Evaluators Identify Promising Practices From the 2018-19 FAFSA Completion Challenge
Monday, March 9, 2020
Posted by: Sara Melnick, Deputy Director
ASA Research recently released their evaluation of NCAN's 2018-19 FAFSA Completion Challenge. The report, “Staking Their Claim: Promising Practices for Facilitating FAFSA Completion,” identifies essential conditions, promising practices, challenges, and recommendations for increasing Free Application for Federal Student Aid (FAFSA) completion, a major barrier to college access and attainment for students from low-income backgrounds. In addition to the full report, ASA released detailed case studies of five of the Challenge grantee sites. These case studies highlight hurdles each site encountered, along with some lessons learned.

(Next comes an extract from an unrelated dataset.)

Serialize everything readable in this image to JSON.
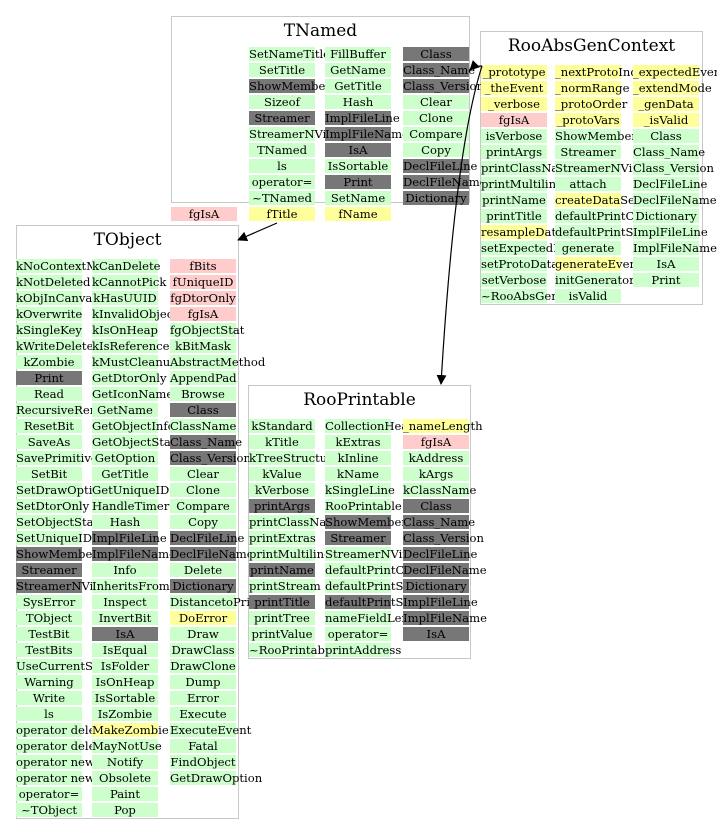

This second NCAN FAFSA Completion Challenge, funded by the Kresge Foundation and Ascendium Education Group, awarded grants to 25 cities with lower-than-average FAFSA completion rates, with the charge to raise these rates by 5 percentage points for the high school graduating class of 2019 over that of the class of 2018. Using grant funds, several cities across the country – led by a mix of school districts, postsecondary institutions, community-based organizations, and foundations – improved completion rates with a combination of innovative approaches and long-proven tactics.
The essential conditions identified by ASA Research – conditions that need to be in place to successfully implement promising FAFSA completion strategies – include engaged leadership, trained FAFSA experts, a core planning committee, data to track student completions and target noncompleters, and ongoing assessment and adjustment of strategies.
The promising strategies include one-on-one assistance, peer and near-peer advisers, incentives for students and staff, districtwide competitions, and FAFSA completion campaigns.
The barriers to increasing FAFSA completion include parent/family engagement, local cultural and economic conditions, prevailing FAFSA myths and misperceptions, limited staff capacity, data access/use and matching, and FAFSA verification.
Policy and practice recommendations to help overcome the aforementioned barriers include early and targeted parent/family engagement/education and supporting students through the verification process.
Recommendations emerging from this evaluation emphasize the importance of local and school leaders embracing the importance of FAFSA completion and its connection to college degree attainment, social mobility, and the local economy. When local leaders make FAFSA completion a priority, the message that applying for financial aid is not only beneficial, but imperative reverberates throughout the school and college access staff working directly with students, and throughout the community.